Here’s why he’s going with the hunch.  Like everyone who follows Canadian football (except me; I’m awesome), Mr. Nye is viewing the 2016 Stampeders through the lens of the 2008 to 2015 Stampeders.  This Stampeder team is not that good.  It’s running on fumes and the goodwill created by eight years of excellent football.  But this team is wearing out.

Ottawa, well, I hate Ottawa because 1976, but they appear to be pretty good, so whatever.

Ottawa RedBlacks over Calgary Stampeders

Saskatchewan Roughriders at Edmonton Eskimos

You will never go broke betting against the Roughriders, especially when they are playing in Commonwealth Stadium.  Every year I show up at Commonwealth to watch the Riders and every year the team does not.  This year will be no different.

Mr.
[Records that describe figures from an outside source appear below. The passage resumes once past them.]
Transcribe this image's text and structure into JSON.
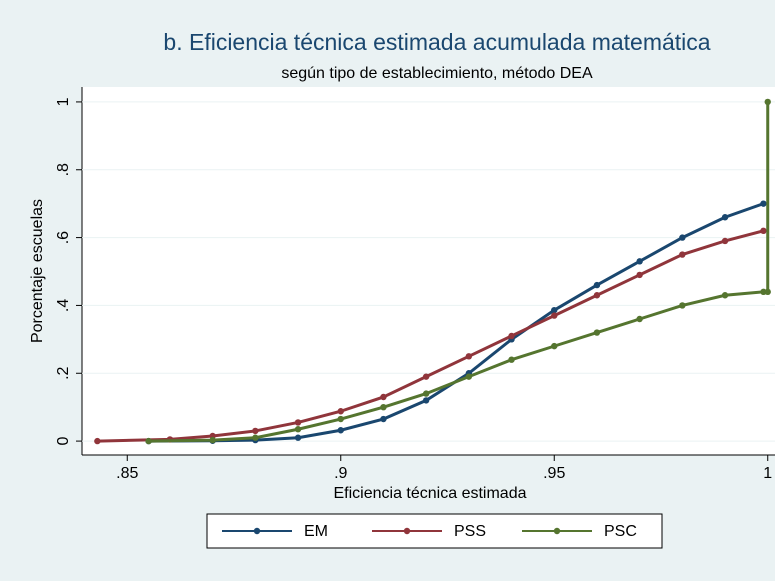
{
  "chart_data": {
    "type": "line",
    "title": "b. Eficiencia técnica estimada acumulada matemática",
    "subtitle": "según tipo de establecimiento, método DEA",
    "x_label": "Eficiencia técnica estimada",
    "y_label": "Porcentaje escuelas",
    "xlim": [
      0.8394,
      1.0017
    ],
    "ylim": [
      -0.041,
      1.044
    ],
    "xticks": [
      {
        "value": 0.85,
        "label": ".85"
      },
      {
        "value": 0.9,
        "label": ".9"
      },
      {
        "value": 0.95,
        "label": ".95"
      },
      1
    ],
    "yticks": [
      0,
      {
        "value": 0.2,
        "label": ".2"
      },
      {
        "value": 0.4,
        "label": ".4"
      },
      {
        "value": 0.6,
        "label": ".6"
      },
      {
        "value": 0.8,
        "label": ".8"
      },
      1
    ],
    "grid": true,
    "series": [
      {
        "name": "EM",
        "color": "#1a476f",
        "x": [
          0.855,
          0.87,
          0.88,
          0.89,
          0.9,
          0.91,
          0.92,
          0.93,
          0.94,
          0.95,
          0.96,
          0.97,
          0.98,
          0.99,
          0.999
        ],
        "values": [
          0,
          0.001,
          0.003,
          0.01,
          0.032,
          0.065,
          0.12,
          0.2,
          0.3,
          0.386,
          0.46,
          0.53,
          0.6,
          0.66,
          0.7
        ]
      },
      {
        "name": "PSS",
        "color": "#90353b",
        "x": [
          0.843,
          0.86,
          0.87,
          0.88,
          0.89,
          0.9,
          0.91,
          0.92,
          0.93,
          0.94,
          0.95,
          0.96,
          0.97,
          0.98,
          0.99,
          0.999
        ],
        "values": [
          0,
          0.005,
          0.015,
          0.03,
          0.055,
          0.088,
          0.13,
          0.19,
          0.25,
          0.31,
          0.37,
          0.43,
          0.49,
          0.55,
          0.59,
          0.62
        ]
      },
      {
        "name": "PSC",
        "color": "#55752f",
        "x": [
          0.855,
          0.87,
          0.88,
          0.89,
          0.9,
          0.91,
          0.92,
          0.93,
          0.94,
          0.95,
          0.96,
          0.97,
          0.98,
          0.99,
          0.999,
          1,
          1
        ],
        "values": [
          0,
          0.003,
          0.01,
          0.035,
          0.065,
          0.1,
          0.14,
          0.19,
          0.24,
          0.28,
          0.32,
          0.36,
          0.4,
          0.43,
          0.44,
          0.44,
          1
        ]
      }
    ]
  }
}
Nye points out that the Roughriders “head into Edmonton feeling quite confident, despite a double digit loss… to start the season.”  That statement more or less encapsulates the entire history of the Saskatchewan Roughriders and the entire province.  Inexplicable, misplaced, irrational confidence that flies in the face of indisputable facts, historical precedent and common sense.

The only reason this Rider team has a chance of winning is Coach Jones’ knowledge of the Eskimos, but it won’t be enough.  This newly manufactured team is still in the early stage of development that produces catastrophic unforced errors and bone-headed blunders.  I think the second half of the season will be different, but for now, it’s like watching an entire team of Kevin Glenns putting up great stats and looking like world-killers, but making just the exact wrong mistake at the just the exact wrong time.  And like most everyone who watches Kevin Glenn play, Rider Nation will continue to hope that this time, it will be different because it’s just so unfair.

Anyway, yeah, Riders lose.  I don’t even think it will be close into the fourth quarter, as Mr. Nye has opined.  It will be a boring, tedious affair, with at least one rain/lightning delay.  The final score might create the illusion of a contested game, but anyone who watched it will know that the Riders were never really in it.  Nevertheless, I will tie myself in knots watching and hoping I’m wrong.  And if the Riders win, I will edit this post so it looks like I picked the Riders all along.

Jamie Nye, who is a member of Rider Nation, typically picks the Roughriders out of a misguided sense of misguidedness.  He’s wised up, at least this week.

And just so we’re clear, I don’t think the Edmonton Eskimos are all that good, and I predict the August 26th Rider-Eskimo game will be a different story, but for now, it’s the Eskimos.